Digital Artifacts - Weather, Or Not

Digital Artifacts [Dec. 29th, 2012|07:29 pm]
I just spent about six hours correcting the digitally-generated texts at the California Digital Newspaper Collection. The application that converts the newspapers into plain text for display as HTML is far from perfect, and most articles as rendered are riddled with typographical errors, even though most of the scans themselves are easy enough for people to read.

The 20-terrabyte collection was put together and is maintained by the California Newspaper Project at UC Riverside, and it used to be funded by the state with $216,000 a year, but the funding was eliminated two years ago. Newspapers which had not yet been digitized now deteriorate in the stacks of libraries while the project is at a standstill. There was never enough money to have paid staff do corrections of the plain text, so it has to be done by the site's users.

I enjoy doing corrections, but at the back of my mind is always the fear that the lack of funding will lead to the abandonment of the project, and that everything I've put into it will then be lost. I've found the collection to be a very useful resource for research, and I suspect that many other people do as well, including people whose work actually contributes something tangible to the state's economy. If the collection goes away from the Internet, I suspect that the loss to the state will add up to far more than the $216,000 a year in public funds that were being spent to expand and maintain it.

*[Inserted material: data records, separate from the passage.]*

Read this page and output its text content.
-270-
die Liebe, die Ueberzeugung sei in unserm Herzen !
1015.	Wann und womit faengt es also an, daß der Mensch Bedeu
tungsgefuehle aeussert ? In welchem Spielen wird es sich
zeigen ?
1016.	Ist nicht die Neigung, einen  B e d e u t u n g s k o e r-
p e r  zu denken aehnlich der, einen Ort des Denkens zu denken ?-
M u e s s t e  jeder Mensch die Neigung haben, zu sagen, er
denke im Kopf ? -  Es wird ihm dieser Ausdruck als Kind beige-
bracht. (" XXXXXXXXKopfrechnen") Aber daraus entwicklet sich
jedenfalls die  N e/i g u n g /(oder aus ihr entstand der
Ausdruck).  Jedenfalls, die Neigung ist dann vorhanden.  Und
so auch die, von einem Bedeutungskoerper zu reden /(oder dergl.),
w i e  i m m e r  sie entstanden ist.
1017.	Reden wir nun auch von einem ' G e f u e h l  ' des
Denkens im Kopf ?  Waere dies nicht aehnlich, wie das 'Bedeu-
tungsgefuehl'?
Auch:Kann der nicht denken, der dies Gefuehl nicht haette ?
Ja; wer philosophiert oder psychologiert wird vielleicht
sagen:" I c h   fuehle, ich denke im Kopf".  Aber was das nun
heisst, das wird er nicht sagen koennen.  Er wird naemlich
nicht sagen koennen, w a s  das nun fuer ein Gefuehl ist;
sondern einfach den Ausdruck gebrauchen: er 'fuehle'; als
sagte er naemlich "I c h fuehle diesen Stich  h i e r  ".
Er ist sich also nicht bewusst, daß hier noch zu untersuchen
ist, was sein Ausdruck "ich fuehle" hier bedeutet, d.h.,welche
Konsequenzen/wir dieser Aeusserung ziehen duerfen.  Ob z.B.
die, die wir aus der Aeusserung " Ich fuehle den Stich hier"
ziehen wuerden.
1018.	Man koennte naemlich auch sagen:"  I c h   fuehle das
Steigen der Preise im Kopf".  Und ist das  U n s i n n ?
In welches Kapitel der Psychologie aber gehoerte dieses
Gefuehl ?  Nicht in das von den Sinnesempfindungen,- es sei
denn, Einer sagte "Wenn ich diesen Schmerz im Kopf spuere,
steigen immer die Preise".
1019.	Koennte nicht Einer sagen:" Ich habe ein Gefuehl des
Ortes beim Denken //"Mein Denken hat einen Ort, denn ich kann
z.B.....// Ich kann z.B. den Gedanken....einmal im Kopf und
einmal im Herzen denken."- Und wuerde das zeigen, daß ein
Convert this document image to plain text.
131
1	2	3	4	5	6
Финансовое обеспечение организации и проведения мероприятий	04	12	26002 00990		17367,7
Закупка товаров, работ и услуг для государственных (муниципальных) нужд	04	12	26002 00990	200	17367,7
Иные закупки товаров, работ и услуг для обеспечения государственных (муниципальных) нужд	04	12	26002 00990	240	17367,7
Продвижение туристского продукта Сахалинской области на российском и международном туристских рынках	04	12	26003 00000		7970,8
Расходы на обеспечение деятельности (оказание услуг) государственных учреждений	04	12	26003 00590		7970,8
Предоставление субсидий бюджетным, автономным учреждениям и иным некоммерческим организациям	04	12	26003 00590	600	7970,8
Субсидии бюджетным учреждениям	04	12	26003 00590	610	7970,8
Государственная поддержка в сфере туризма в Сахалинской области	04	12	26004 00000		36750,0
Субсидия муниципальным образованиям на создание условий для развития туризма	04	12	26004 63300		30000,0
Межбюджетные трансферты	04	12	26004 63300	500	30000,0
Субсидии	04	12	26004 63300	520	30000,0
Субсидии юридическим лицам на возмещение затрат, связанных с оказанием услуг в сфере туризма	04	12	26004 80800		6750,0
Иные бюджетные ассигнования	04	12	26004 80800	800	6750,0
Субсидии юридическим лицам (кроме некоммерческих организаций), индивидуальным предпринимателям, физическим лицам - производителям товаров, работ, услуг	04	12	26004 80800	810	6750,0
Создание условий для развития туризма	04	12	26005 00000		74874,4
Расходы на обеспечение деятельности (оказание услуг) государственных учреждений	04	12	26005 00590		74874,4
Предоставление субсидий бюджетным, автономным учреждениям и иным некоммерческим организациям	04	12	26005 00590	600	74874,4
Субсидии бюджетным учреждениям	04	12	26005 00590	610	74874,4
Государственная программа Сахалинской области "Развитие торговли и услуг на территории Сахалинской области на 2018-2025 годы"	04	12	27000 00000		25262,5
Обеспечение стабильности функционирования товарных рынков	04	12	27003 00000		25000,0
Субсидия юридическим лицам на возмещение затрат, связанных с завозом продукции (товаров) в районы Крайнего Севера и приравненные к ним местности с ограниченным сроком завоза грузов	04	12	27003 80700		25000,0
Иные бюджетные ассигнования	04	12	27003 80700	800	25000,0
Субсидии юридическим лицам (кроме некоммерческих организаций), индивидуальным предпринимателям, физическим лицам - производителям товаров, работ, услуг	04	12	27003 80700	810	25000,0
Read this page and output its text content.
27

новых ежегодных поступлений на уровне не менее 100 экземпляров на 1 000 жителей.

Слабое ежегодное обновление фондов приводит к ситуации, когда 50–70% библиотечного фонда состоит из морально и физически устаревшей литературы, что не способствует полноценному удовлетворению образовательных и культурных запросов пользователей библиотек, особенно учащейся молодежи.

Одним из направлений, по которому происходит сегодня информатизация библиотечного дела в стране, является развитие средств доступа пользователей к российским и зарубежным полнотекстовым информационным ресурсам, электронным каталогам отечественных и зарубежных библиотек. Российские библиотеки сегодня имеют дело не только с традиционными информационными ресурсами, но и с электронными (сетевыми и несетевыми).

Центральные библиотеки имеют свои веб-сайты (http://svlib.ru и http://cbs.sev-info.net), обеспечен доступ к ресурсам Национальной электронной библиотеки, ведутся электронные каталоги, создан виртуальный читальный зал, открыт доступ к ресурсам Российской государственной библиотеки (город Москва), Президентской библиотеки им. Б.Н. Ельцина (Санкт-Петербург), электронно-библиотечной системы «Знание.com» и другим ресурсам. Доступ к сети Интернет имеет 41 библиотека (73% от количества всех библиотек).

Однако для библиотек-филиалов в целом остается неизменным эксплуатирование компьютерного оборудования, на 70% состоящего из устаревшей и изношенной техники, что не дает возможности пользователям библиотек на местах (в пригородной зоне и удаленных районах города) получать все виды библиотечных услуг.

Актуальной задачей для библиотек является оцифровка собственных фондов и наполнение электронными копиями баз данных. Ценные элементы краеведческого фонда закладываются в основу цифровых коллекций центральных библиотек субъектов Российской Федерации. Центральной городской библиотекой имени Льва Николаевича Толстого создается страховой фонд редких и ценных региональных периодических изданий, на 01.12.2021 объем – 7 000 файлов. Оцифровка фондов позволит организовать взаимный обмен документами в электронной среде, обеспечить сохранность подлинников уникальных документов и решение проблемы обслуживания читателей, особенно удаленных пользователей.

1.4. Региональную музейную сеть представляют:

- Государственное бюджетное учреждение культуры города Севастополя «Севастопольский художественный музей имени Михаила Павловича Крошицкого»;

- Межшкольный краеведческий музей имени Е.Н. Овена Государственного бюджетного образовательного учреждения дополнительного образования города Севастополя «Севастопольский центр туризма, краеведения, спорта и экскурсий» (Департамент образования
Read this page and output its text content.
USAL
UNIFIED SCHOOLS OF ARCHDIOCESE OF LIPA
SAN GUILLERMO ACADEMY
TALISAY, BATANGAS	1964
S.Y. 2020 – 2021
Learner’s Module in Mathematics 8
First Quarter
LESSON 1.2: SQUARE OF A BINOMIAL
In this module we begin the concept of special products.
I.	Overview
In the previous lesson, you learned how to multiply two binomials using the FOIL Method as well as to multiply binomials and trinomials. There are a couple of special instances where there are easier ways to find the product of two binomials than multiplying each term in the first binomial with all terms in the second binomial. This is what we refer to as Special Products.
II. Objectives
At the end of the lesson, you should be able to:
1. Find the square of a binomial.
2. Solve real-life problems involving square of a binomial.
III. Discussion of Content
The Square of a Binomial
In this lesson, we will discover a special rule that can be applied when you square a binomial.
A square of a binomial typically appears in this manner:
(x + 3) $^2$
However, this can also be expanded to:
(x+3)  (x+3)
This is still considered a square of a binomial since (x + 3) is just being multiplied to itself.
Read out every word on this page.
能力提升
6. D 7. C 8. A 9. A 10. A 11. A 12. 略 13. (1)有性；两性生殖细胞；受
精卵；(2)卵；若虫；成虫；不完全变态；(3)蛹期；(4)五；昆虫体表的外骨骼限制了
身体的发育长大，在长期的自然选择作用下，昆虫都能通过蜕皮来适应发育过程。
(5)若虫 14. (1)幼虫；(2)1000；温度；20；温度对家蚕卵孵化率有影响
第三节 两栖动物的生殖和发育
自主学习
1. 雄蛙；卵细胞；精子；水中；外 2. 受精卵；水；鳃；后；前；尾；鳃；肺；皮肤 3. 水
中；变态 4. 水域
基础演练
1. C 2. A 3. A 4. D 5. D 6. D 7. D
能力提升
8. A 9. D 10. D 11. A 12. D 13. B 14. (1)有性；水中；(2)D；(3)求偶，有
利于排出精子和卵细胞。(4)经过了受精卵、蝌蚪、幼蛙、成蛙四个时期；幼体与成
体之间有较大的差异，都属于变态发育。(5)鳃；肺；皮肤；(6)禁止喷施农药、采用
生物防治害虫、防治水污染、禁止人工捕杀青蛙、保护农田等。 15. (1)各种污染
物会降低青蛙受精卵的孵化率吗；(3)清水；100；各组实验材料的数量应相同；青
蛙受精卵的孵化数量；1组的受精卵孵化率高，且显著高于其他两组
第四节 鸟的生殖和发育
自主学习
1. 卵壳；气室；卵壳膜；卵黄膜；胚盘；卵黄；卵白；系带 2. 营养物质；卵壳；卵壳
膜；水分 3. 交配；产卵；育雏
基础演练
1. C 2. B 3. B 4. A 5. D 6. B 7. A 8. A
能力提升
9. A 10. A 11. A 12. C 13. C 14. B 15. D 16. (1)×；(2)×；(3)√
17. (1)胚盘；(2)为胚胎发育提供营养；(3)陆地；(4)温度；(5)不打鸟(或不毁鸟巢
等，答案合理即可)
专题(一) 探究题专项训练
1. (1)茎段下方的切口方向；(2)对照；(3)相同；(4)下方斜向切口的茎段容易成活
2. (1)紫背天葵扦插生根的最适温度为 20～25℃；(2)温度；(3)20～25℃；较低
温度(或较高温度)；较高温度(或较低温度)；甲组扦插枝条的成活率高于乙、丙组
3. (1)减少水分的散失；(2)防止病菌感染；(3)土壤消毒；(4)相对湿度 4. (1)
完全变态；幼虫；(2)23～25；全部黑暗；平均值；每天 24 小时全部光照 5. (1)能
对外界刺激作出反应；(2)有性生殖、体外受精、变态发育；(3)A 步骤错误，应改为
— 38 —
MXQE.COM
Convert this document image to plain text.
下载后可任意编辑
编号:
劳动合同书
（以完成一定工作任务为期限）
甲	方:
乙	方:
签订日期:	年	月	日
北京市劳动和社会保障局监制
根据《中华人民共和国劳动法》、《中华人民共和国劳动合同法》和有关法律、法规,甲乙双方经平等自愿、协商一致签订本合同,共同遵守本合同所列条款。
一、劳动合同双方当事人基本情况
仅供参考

But then all sorts of useful things have been cut from California's budget over the last four years. $216,000 a year is probably enough to keep two or three elderly hippie pot smokers in one of our prisons for another year of their third-strike life sentences, and Reagan knows we wouldn't want to let any of them out to wreak havoc on our... well, whatever things they would be likely to wreak havoc on. Our de-funded and closed state parks, perhaps? Intolerable! Best to leave them and history both to rot.

After all, if the history is available on the Internets, people might read it and discover that California used to be much better at funding public goods. Then where our elected officials be? Exactly! And the last thing we want is to have that paddle-free lot thrashing around in the headwaters of Shit Creek, polluting it. After all, that's Sacramento's water supply!